Prime Minister’s Sciences Prizes: all the winners

Jenny Graves from LaTrobe U is winner of the Prime Minister’s Prize for Science. Professor Graves uses, “marsupials and monotremes, birds and lizards, to understand the complexity of the human genome.”

“Australia’s pouched and egg-laying mammals are a fantastic source of genetic variation because they last shared a common ancestor with placental mammals so long ago. They are truly independent experiments in mammalian evolution.”

Eric Reynolds from the University of Melbourne and the Oral Health CRC is the PM’s Innovation Prize winner. Professor Reynolds discovered a protein in milk now widely used to strengthen teeth. He now works on a vaccine for gum disease.

Jian Yang, University of Queensland is Frank Fenner Life Scientist of the Year for his work on genetic factors in complex diseases.
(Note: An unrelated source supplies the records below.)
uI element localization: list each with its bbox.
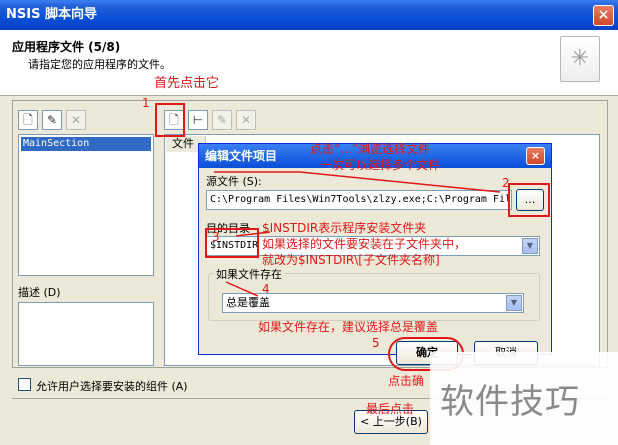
section-list[interactable]: MainSection <box>18 134 154 276</box>
highlight-add-file <box>155 103 185 137</box>
dialog-close-button[interactable]: × <box>526 147 545 165</box>
edit-file-icon[interactable]: ✎ <box>212 110 232 130</box>
file-exists-combo[interactable]: 总是覆盖 <box>222 293 524 313</box>
annotation-5: 点击确 <box>388 374 425 388</box>
annotation-2b: 一次可以选择多个文件 <box>320 158 441 172</box>
description-label: 描述 (D) <box>18 286 61 299</box>
list-item[interactable]: MainSection <box>21 137 151 151</box>
wizard-book-icon: ✳ <box>560 36 600 82</box>
edit-section-icon[interactable]: ✎ <box>42 110 62 130</box>
new-section-icon[interactable]: 🗋 <box>18 110 38 130</box>
chevron-down-icon[interactable]: ▼ <box>506 295 522 311</box>
annotation-number-2: 2 <box>502 176 510 190</box>
annotation-3b: 如果选择的文件要安装在子文件夹中， <box>262 237 467 251</box>
add-directory-icon[interactable]: ⊢ <box>188 110 208 130</box>
annotation-number-5: 5 <box>372 336 380 350</box>
window-close-button[interactable]: × <box>593 5 614 26</box>
allow-component-selection-label: 允许用户选择要安装的组件 (A) <box>36 380 188 393</box>
annotation-3a: $INSTDIR表示程序安装文件夹 <box>262 221 427 235</box>
source-file-input[interactable]: C:\Program Files\Win7Tools\zlzy.exe;C:\P… <box>206 190 512 210</box>
delete-section-icon[interactable]: ✕ <box>66 110 86 130</box>
chevron-down-icon[interactable]: ▼ <box>522 238 538 254</box>
annotation-2a: 点击“...”浏览选择文件 <box>310 142 430 156</box>
annotation-3c: 就改为$INSTDIR\[子文件夹名称] <box>262 253 440 267</box>
file-exists-value: 总是覆盖 <box>226 296 270 309</box>
annotation-6: 最后点击 <box>366 402 415 416</box>
description-box <box>18 302 154 366</box>
page-title: 应用程序文件 (5/8) <box>12 40 121 54</box>
source-file-label: 源文件 (S): <box>206 175 262 188</box>
annotation-number-3: 3 <box>212 230 220 244</box>
annotation-4: 如果文件存在，建议选择总是覆盖 <box>258 320 439 334</box>
page-subtitle: 请指定您的应用程序的文件。 <box>28 58 171 71</box>
highlight-browse <box>508 183 550 217</box>
annotation-number-4: 4 <box>262 282 270 296</box>
delete-file-icon[interactable]: ✕ <box>236 110 256 130</box>
window-title: NSIS 脚本向导 <box>0 0 618 30</box>
file-exists-label: 如果文件存在 <box>214 266 284 282</box>
allow-component-selection-checkbox[interactable] <box>18 378 31 391</box>
annotation-number-1: 1 <box>142 96 150 110</box>
watermark-text: 软件技巧 <box>440 382 580 422</box>
annotation-1: 首先点击它 <box>154 76 220 91</box>
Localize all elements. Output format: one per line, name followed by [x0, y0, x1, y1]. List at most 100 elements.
Dayong Jin (UTS) takes the Malcolm McIntosh Physical Scientist award for bringing “a physicist’s perspective to the challenge of biology.” He uses photonic technology in microscopes to identify individual diseased cells among a million healthy ones.

In a big win for the Illawarra Neil Bramsen (Mount Ousley Public School) is the PM’s prize winner for excellence in primary teaching. Brett McKay from Kirrawee High takes the prize for secondary teaching.